When it comes to prescriptions, which are simple to administer, but nonetheless time consuming, this could possibly be done by paradental professionals, who don’t have quite as much training and therefore don’t have the same high cost structure for employment. As a result of using this model, the industry would be able to afford to deliver a lot more dentistry to a lot more people. So we see the development of this team based model for dental care as probably the only way for it to deliver services safely into the future. In this model, anything difficult or complex, or involving a patient that is medically compromised, can be handled by the dentist. Of course they require a higher level of training to look after them safely. But by properly engaging paradentals in this sense you can increase the amount of service delivered, and you can do it in a safer way that is also cost effective, and it’s the only real way that you can live up to community needs.

So you believe that this new model can effectively tackle the modern day problems?

Indeed, dental schools are shifting to this position right now. At the University of Sydney, for example, we have a new degree called the Bachelor of Oral Health Degree, which involves students training literally as a team member - as a paradental professional - to deliver straightforward restorations, and fillings in children legally. They can also treat adults in other states, at the same time as having the skills of being a hygienist.
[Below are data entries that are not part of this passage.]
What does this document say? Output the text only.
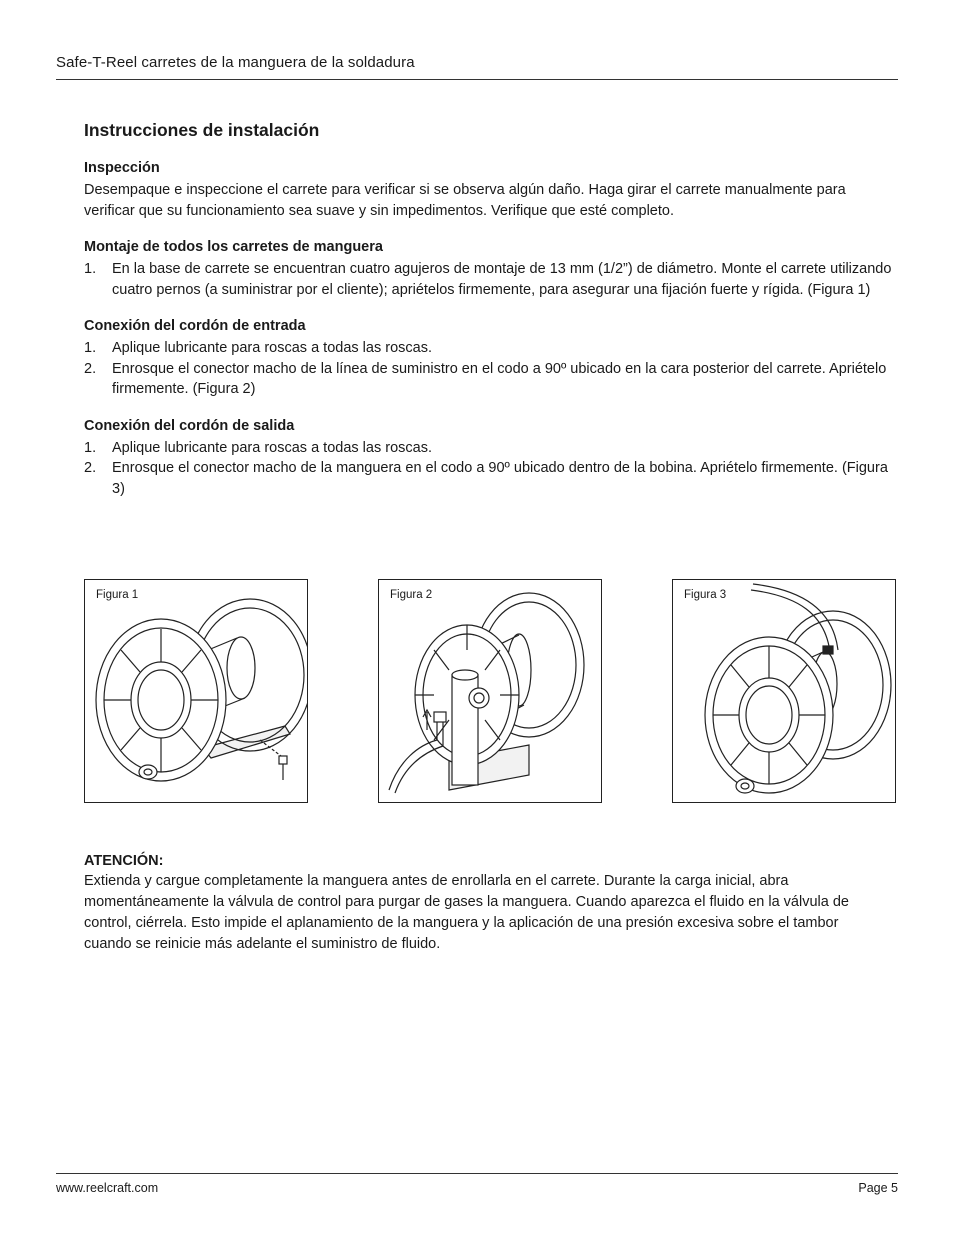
Safe-T-Reel carretes de la manguera de la soldadura
Instrucciones de instalación
Inspección

Desempaque e inspeccione el carrete para verificar si se observa algún daño. Haga girar el carrete manualmente para verificar que su funcionamiento sea suave y sin impedimentos. Verifique que esté completo.

Montaje de todos los carretes de manguera
1. En la base de carrete se encuentran cuatro agujeros de montaje de 13 mm (1/2”) de diámetro. Monte el carrete utilizando cuatro pernos (a suministrar por el cliente); apriételos firmemente, para asegurar una fijación fuerte y rígida. (Figura 1)
Conexión del cordón de entrada
1. Aplique lubricante para roscas a todas las roscas.
2. Enrosque el conector macho de la línea de suministro en el codo a 90º ubicado en la cara posterior del carrete. Apriételo firmemente. (Figura 2)
Conexión del cordón de salida
1. Aplique lubricante para roscas a todas las roscas.
2. Enrosque el conector macho de la manguera en el codo a 90º ubicado dentro de la bobina. Apriételo firmemente. (Figura 3)
Figura 1	Figura 2	Figura 3
ATENCIÓN:

Extienda y cargue completamente la manguera antes de enrollarla en el carrete. Durante la carga inicial, abra momentáneamente la válvula de control para purgar de gases la manguera. Cuando aparezca el fluido en la válvula de control, ciérrela. Esto impide el aplanamiento de la manguera y la aplicación de una presión excesiva sobre el tambor cuando se reinicie más adelante el suministro de fluido.

www.reelcraft.com	Page 5
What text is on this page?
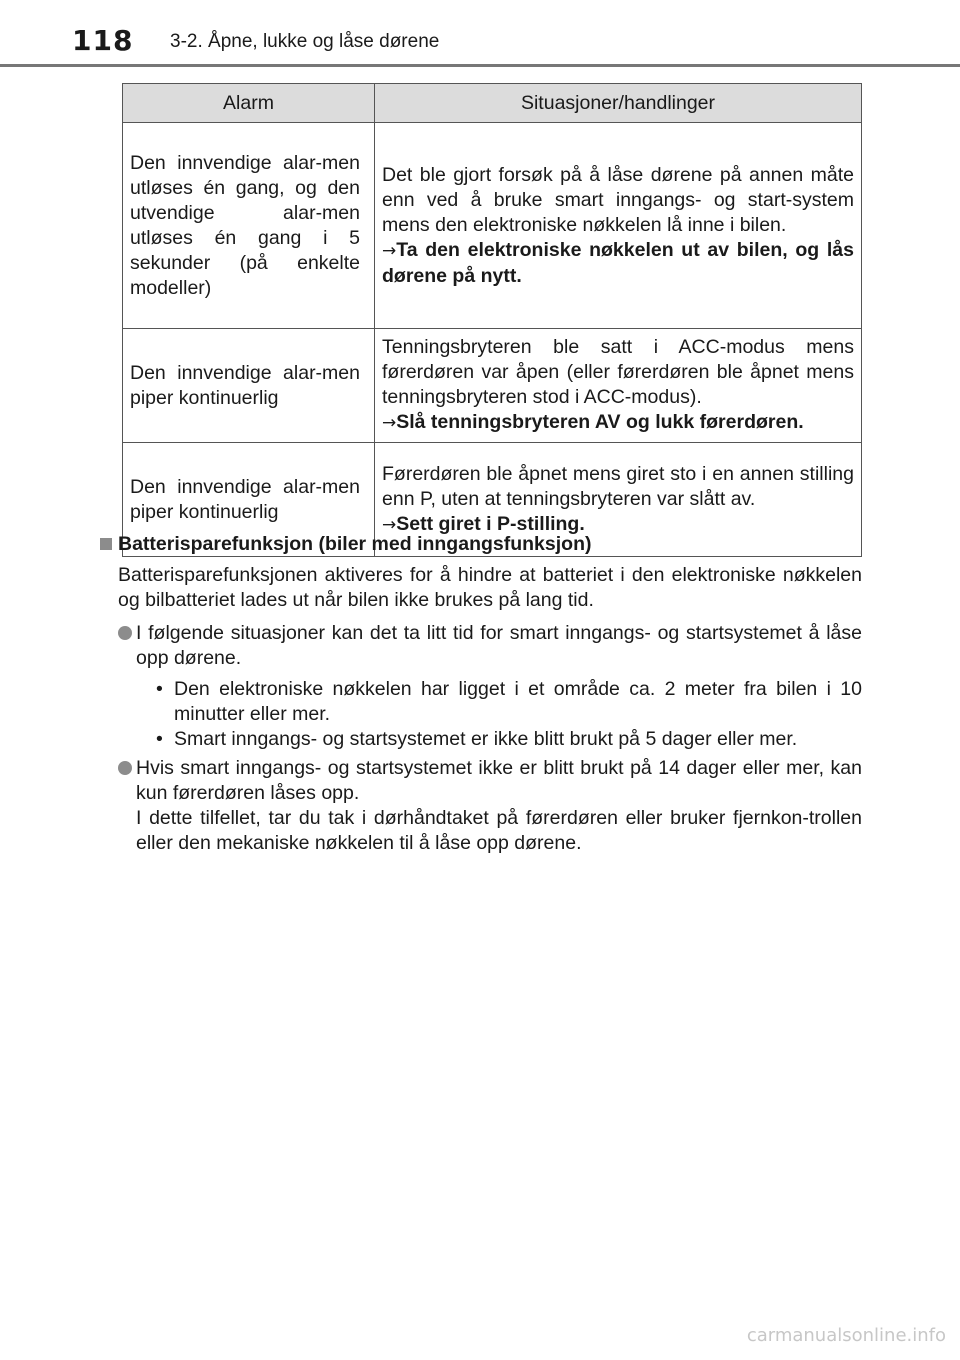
118 3-2. Åpne, lukke og låse dørene
Alarm	Situasjoner/handlinger
Den innvendige alar-men utløses én gang, og den utvendige alar-men utløses én gang i 5 sekunder (på enkelte modeller)	Det ble gjort forsøk på å låse dørene på annen måte enn ved å bruke smart inngangs- og start-system mens den elektroniske nøkkelen lå inne i bilen.
→Ta den elektroniske nøkkelen ut av bilen, og lås dørene på nytt.
Den innvendige alar-men piper kontinuerlig	Tenningsbryteren ble satt i ACC-modus mens førerdøren var åpen (eller førerdøren ble åpnet mens tenningsbryteren stod i ACC-modus).
→Slå tenningsbryteren AV og lukk førerdøren.
Den innvendige alar-men piper kontinuerlig	Førerdøren ble åpnet mens giret sto i en annen stilling enn P, uten at tenningsbryteren var slått av.
→Sett giret i P-stilling.
Batterisparefunksjon (biler med inngangsfunksjon)
Batterisparefunksjonen aktiveres for å hindre at batteriet i den elektroniske nøkkelen og bilbatteriet lades ut når bilen ikke brukes på lang tid.
I følgende situasjoner kan det ta litt tid for smart inngangs- og startsystemet å låse opp dørene.
• Den elektroniske nøkkelen har ligget i et område ca. 2 meter fra bilen i 10 minutter eller mer.
• Smart inngangs- og startsystemet er ikke blitt brukt på 5 dager eller mer.
Hvis smart inngangs- og startsystemet ikke er blitt brukt på 14 dager eller mer, kan kun førerdøren låses opp.
I dette tilfellet, tar du tak i dørhåndtaket på førerdøren eller bruker fjernkon-trollen eller den mekaniske nøkkelen til å låse opp dørene.
carmanualsonline.info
So these graduates will be incredibly useful in the team. They only have to study a three-year under graduate course, which is very different to the four-year postgraduate course that the dental graduates have to do. So the cost of employing these undergraduates will be relatively less.

Brisbane University in Queensland also has a new dental school on the Gold Coast, which has set up a whole programme based on creating these teams. We are moving there, but we can’t move fast enough. Another thing that we find very important, in regards to trying to create better services within the public sector, is the development of a proper internship system for dental graduates. We’re yet to see that for paradental graduates as well. This would improve the quality of undergraduate training because it would remove the pressure in the undergraduate dental curricular that involves having to achieve a level of technical proficiency to be registerable as a dentist. That’s how it works under the current situation.

It is unlike medicine - when you graduate from medical school you then work as an intern in the public system for a while to develop your technical skills, and then when you’ve demonstrated that you are technically competent, you can then be registered as an independent practitioner. So what we are seeing in dentistry is the need to graduate registerable dentists, which means that we have to focus more time on technical competencies during the undergraduate curriculum and less time on academic competency. The time spent on academic study undermines the confidence of dental graduates being able to deal with complex medical patients.

Also, the patient of tomorrow is not going to be the nice young healthy guy that I was trained to treat when I was a student. The patients of tomorrow are going to include the old, the frail and the medically compromised, who will still have all their teeth. And those dentists are going to need a higher level of medical training to be treated safely. So by freeing up some time in the undergraduate system, they’ll be better prepared for that. At the same time, when they graduate and work as interns, they will then be in the public system for a time and will be able to deliver services within the public system to public patients. At the moment, the public system has about a 20% vacancy rate of unfilled positions for dentists. That has resulted in waiting lists across the county reaching about 650,000, that is 1 in 30 people. So if you have interns in the public system then they can deliver services to people and control diseases.